Fork me on GitHub

When using the grouping functionality, does the batch-size limit how much is able to be grouped. That is to say, if there were 2000 of the same keys in a dataset and the batch-size was 1000 would I get two groups of the same key?


@dbernal no, as long as you use onyx/group-by, the keys will be grouped together on the same peer and the groups will be maintained over multiple batches.


onyx/batch-size is primarily a latency/throughput/optimisation knob


cost of doing something as a batch is lower than segment at a time


@lucasbradstreet ok cool, thank you. As a follow up question, what is the behavior with streaming jobs. Would you need a batch-timeout to funnel out the grouped segments?


You use a trigger to decide when to emit, and add a trigger/emit to have it flow out to downstream tasks. You probably want to use onyx/type reduce if you don’t want to emit the original segments with it


@lucasbradstreet ah gotcha ok. Thanks for the info!


Hi all! I having some trouble in my enviroment config. I have 125 v-peers in a 4 core 16gb ram machine, running embedded aeron. Some times the peer kill an datomic-input type job with this ex: "IllegalStateException : Insufficient usable storage for new log of length=25169920 in /dev/shm (tmpfs)" I have 8GB in my /dev/shm. So what i have to tunning to stop these exception?

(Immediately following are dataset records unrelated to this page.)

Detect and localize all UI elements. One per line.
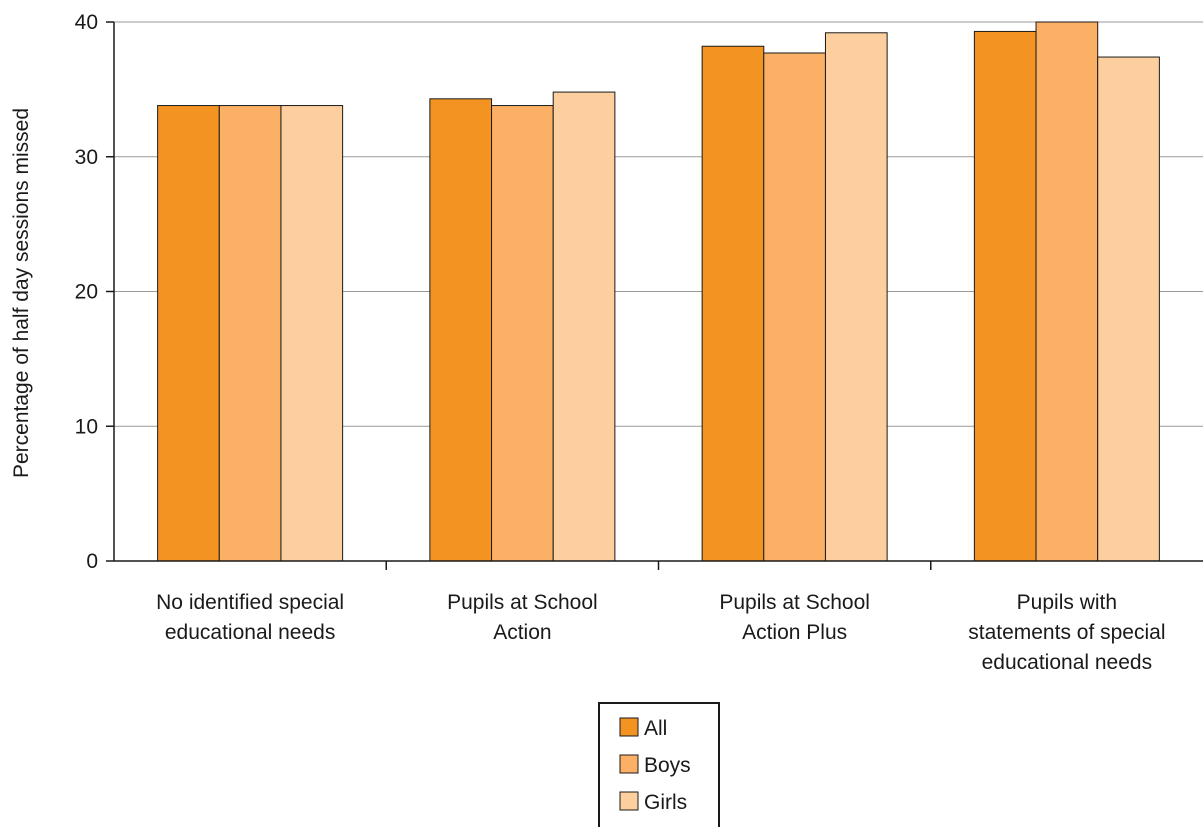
- bar-all: [429, 98, 493, 562]
- bar-boys: [763, 52, 826, 562]
- y-tick-label: 10: [75, 415, 98, 438]
- x-tick-labels: No identified special educational needs Pu…: [156, 591, 1165, 674]
- x-tick-label: statements of special: [968, 621, 1165, 644]
- x-tick-label: Pupils with: [1017, 591, 1117, 614]
- y-tick-label: 40: [75, 11, 98, 34]
- y-tick-label: 0: [86, 550, 98, 573]
- bar-boys: [491, 105, 554, 562]
- legend: All Boys Girls: [598, 702, 720, 832]
- axes: [106, 21, 1203, 570]
- y-tick-labels: 0 10 20 30 40: [75, 11, 98, 573]
- bar-all: [701, 45, 765, 562]
- legend-swatch-boys: [619, 754, 639, 774]
- bar-boys: [1035, 21, 1099, 562]
- legend-label-all: All: [644, 717, 667, 740]
- x-tick-label: Pupils at School: [447, 591, 598, 614]
- x-tick-label: Action: [493, 621, 551, 644]
- x-tick-label: Action Plus: [742, 621, 847, 644]
- bar-all: [157, 105, 220, 562]
- bar-girls: [280, 105, 344, 562]
- legend-swatch-girls: [619, 791, 639, 811]
- x-tick-label: Pupils at School: [719, 591, 870, 614]
- x-tick-label: educational needs: [982, 651, 1152, 674]
- y-tick-label: 30: [75, 146, 98, 169]
- legend-label-boys: Boys: [644, 754, 691, 777]
- x-tick-label: educational needs: [165, 621, 335, 644]
- bar-girls: [1097, 56, 1160, 562]
- bar-girls: [824, 32, 888, 562]
- x-tick-label: No identified special: [156, 591, 344, 614]
- y-axis-label: Percentage of half day sessions missed: [10, 108, 33, 478]
- bar-girls: [552, 91, 616, 562]
- y-tick-label: 20: [75, 281, 98, 304]
- legend-label-girls: Girls: [644, 791, 687, 814]
- legend-swatch-all: [619, 717, 639, 737]
- bars: [157, 21, 1160, 562]
- bar-all: [973, 30, 1037, 562]
- bar-boys: [218, 105, 282, 562]
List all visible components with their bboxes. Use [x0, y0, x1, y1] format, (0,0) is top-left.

@lellis That's an extremely high number of peers for a single machine. You're definitely going to want to add another box


If you actually need that many, I'd look at adding more than 1. Each peer is holding its own thread open, so that's going to hammer a machine of that size.


You can also reduce the shm size for the messenger buffers, but 125 peers on one box is begging to be reduced, as you’re going to have lots of threads competing with each other


Yeah i think about another box, but for these development environment i will like to run without another box ($$ reason) so what i have to do to reduce buffer size? @michaeldrogalis @lucasbradstreet


What's a good number for v-peers / box? In a machine like that.


but I would also try to reduce the number of peers


if you have tasks with max / n-peers > 1, you may be able to reduce the peer count


all my tasks have n-peers = 1


Ah, how come you need so many tasks? Lots of small tasks that do one small transformation?


Seems like a big smell and you could possibly comp them together


I have 1 big job (datomic-input) and 8 others timers jobs


the big one its like an observale. They act if a pattern trigger, and they have a lot of patterns.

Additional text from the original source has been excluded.